I've tried concatenating stuff with ffmpeg like youtube-dl does for twitch in that script initially, but found that either didn't work (produced broken files with "-f concat") or was terribly slow, which is why ended up using simple concatenation instead (fast and works).

Would you consider adding a feature like this to twitch_vod_fetch, or should I just keep it in the Lua script?

Should be easy to add ffmpeg to file_dst running alongside aria2 and just feed it instead of appending chunks to file, but I don't know how to handle interrupt/resume thing with it - can ffmpeg pick up half-finished file and start appending more stuff to it? It probably can, just need to find options-magic for it.

That might still have all kinds of issues with sudden interrupts though, and probably add a fragile code-path which I'll never use (and hence might break randomly and never notice, similar to windows things), so unless there's need to speed it up like that, you'd probably be much better off using custom post-processing script that's fully under your control and much simplier than something coded into that downloader thing.

Would it be useful to have ffmpeg assembling video on-the-fly like that?

mk-fg commented 7 years ago

I think I've dropped it because it's redundant with --ytdl-opts (which apparently I forgot to use too), as it should be simple enough to specify -y ' -f 480p' or something

Oh, no, apparently I was thinking about some other (maybe non-existent) option here entirely, and you mean very different thing wrt output filename templating. Will add the latter, shouldn't be difficult as such rename-after-download thing is already done for .part.mp4 file with --use-part-suffix.

Choonster commented 7 years ago

Would it be useful to have ffmpeg assembling video on-the-fly like that?

I only care about the final video being fixed, whether that's done on-the-fly or after the download has completed doesn't matter to me.

I'll probably just keep the feature in my post-processing script.

Will add the latter, shouldn't be difficult as such rename-after-download thing is already done for .part.mp4 file with --use-part-suffix.

Thanks, that would be useful to have.

mk-fg commented 7 years ago

Added in https://github.com/mk-fg/fgtk/commit/49c70b0

It's -o/--ytdl-output-format option, and it can have optional argument (format), but still need to be specified otherwise to use format from youtube-dl defaults/configuration, e.g. twitch_vod_fetch -o -- vod1-url vod1-tmp vod2-url vod2-tmp.

That standalone "--" is how argparse (and most unixy tools) allows to separate explicit arguments from anything else, so that "vod1-url" won't be used as youtube-dl --output template (arg to -o option instead of arg to whole command). Not needed if there's no ambiguity, e.g. twitch_vod_fetch -o name-tpl vod-url vod-tmp or twitch_vod_fetch -o --debug -a console-log-level=warn ....

Again, thanks for testing, was able to fix quite a few bugs in there as a result.

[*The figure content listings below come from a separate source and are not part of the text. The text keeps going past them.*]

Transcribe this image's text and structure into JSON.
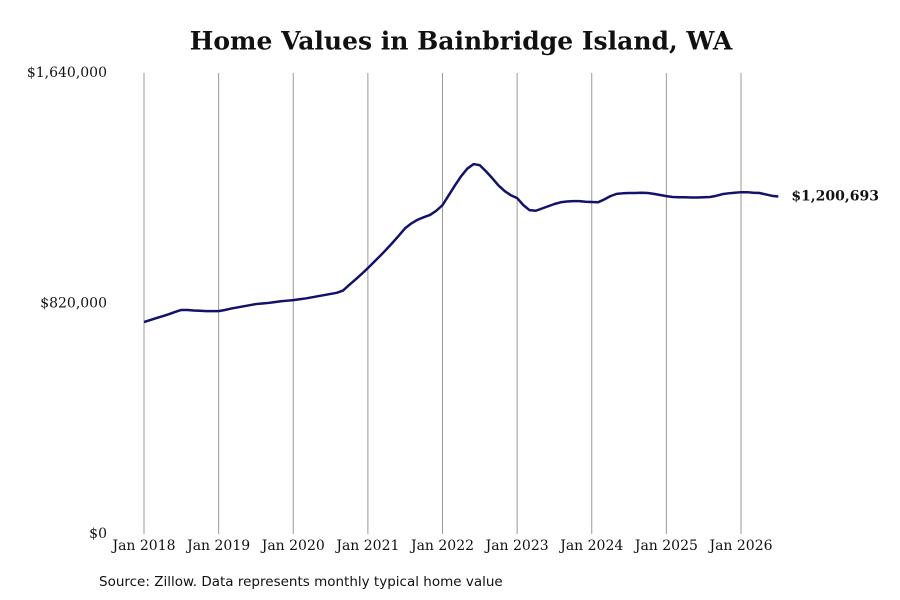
{
  "chart_data": {
    "type": "line",
    "title": "Home Values in Bainbridge Island, WA",
    "source": "Source: Zillow. Data represents monthly typical home value",
    "color": "#12126b",
    "grid": true,
    "categories": [
      "Jan 2018",
      null,
      null,
      null,
      null,
      null,
      null,
      null,
      null,
      null,
      null,
      null,
      "Jan 2019",
      null,
      null,
      null,
      null,
      null,
      null,
      null,
      null,
      null,
      null,
      null,
      "Jan 2020",
      null,
      null,
      null,
      null,
      null,
      null,
      null,
      null,
      null,
      null,
      null,
      "Jan 2021",
      null,
      null,
      null,
      null,
      null,
      null,
      null,
      null,
      null,
      null,
      null,
      "Jan 2022",
      null,
      null,
      null,
      null,
      null,
      null,
      null,
      null,
      null,
      null,
      null,
      "Jan 2023",
      null,
      null,
      null,
      null,
      null,
      null,
      null,
      null,
      null,
      null,
      null,
      "Jan 2024",
      null,
      null,
      null,
      null,
      null,
      null,
      null,
      null,
      null,
      null,
      null,
      "Jan 2025",
      null,
      null,
      null,
      null,
      null,
      null,
      null,
      null,
      null,
      null,
      null,
      "Jan 2026",
      null,
      null,
      null,
      null,
      null,
      null
    ],
    "values": [
      754000,
      761000,
      768000,
      775000,
      782000,
      790000,
      797000,
      797000,
      795000,
      794000,
      793000,
      793000,
      793000,
      797000,
      802000,
      806000,
      810000,
      814000,
      818000,
      820000,
      822000,
      825000,
      828000,
      830000,
      832000,
      835000,
      838000,
      842000,
      846000,
      850000,
      854000,
      858000,
      866000,
      886000,
      905000,
      925000,
      946000,
      968000,
      990000,
      1013000,
      1037000,
      1062000,
      1088000,
      1105000,
      1118000,
      1127000,
      1135000,
      1150000,
      1170000,
      1205000,
      1240000,
      1273000,
      1300000,
      1316000,
      1312000,
      1290000,
      1266000,
      1240000,
      1220000,
      1205000,
      1195000,
      1170000,
      1152000,
      1150000,
      1158000,
      1166000,
      1174000,
      1180000,
      1183000,
      1184000,
      1184000,
      1182000,
      1181000,
      1180000,
      1190000,
      1202000,
      1210000,
      1212000,
      1213000,
      1213000,
      1214000,
      1213000,
      1210000,
      1206000,
      1202000,
      1199000,
      1198000,
      1198000,
      1197000,
      1197000,
      1198000,
      1199000,
      1203000,
      1209000,
      1212000,
      1214000,
      1216000,
      1216000,
      1214000,
      1213000,
      1208000,
      1203000,
      1200693
    ],
    "value_labels": [
      null,
      null,
      null,
      null,
      null,
      null,
      null,
      null,
      null,
      null,
      null,
      null,
      null,
      null,
      null,
      null,
      null,
      null,
      null,
      null,
      null,
      null,
      null,
      null,
      null,
      null,
      null,
      null,
      null,
      null,
      null,
      null,
      null,
      null,
      null,
      null,
      null,
      null,
      null,
      null,
      null,
      null,
      null,
      null,
      null,
      null,
      null,
      null,
      null,
      null,
      null,
      null,
      null,
      null,
      null,
      null,
      null,
      null,
      null,
      null,
      null,
      null,
      null,
      null,
      null,
      null,
      null,
      null,
      null,
      null,
      null,
      null,
      null,
      null,
      null,
      null,
      null,
      null,
      null,
      null,
      null,
      null,
      null,
      null,
      null,
      null,
      null,
      null,
      null,
      null,
      null,
      null,
      null,
      null,
      null,
      null,
      null,
      null,
      null,
      null,
      null,
      null,
      "$1,200,693"
    ],
    "ylim": [
      0,
      1640000
    ],
    "yticks": [
      {
        "value": 0,
        "label": "$0"
      },
      {
        "value": 820000,
        "label": "$820,000"
      },
      {
        "value": 1640000,
        "label": "$1,640,000"
      }
    ]
  }
}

Also, might still be nice to keep a separate repo for "known to be working" windows version, which someone else can use without risk of stumbling into some random unixism that I added later on and didn't test. I.e. something that can be linked at https://github.com/mk-fg/fgtk/#twitch-vod-fetch as "tested and working windows version" in case anyone else was using it.

Choonster commented 7 years ago

Added in mk-fg/fgtk@49c70b0

Thanks.

Again, thanks for testing, was able to fix quite a few bugs in there as a result.

No problem.

Also, might still be nice to keep a separate repo for "known to be working" windows version, which someone else can use without risk of stumbling into some random unixism that I added later on and didn't test. I.e. something that can be linked at https://github.com/mk-fg/fgtk/#twitch-vod-fetch as "tested and working windows version" in case anyone else was using it.

That's a good idea.

I've decided to discontinue this repository now that I'm not maintaining a completely separate version of the script. You can link to Choonster/fgtk instead.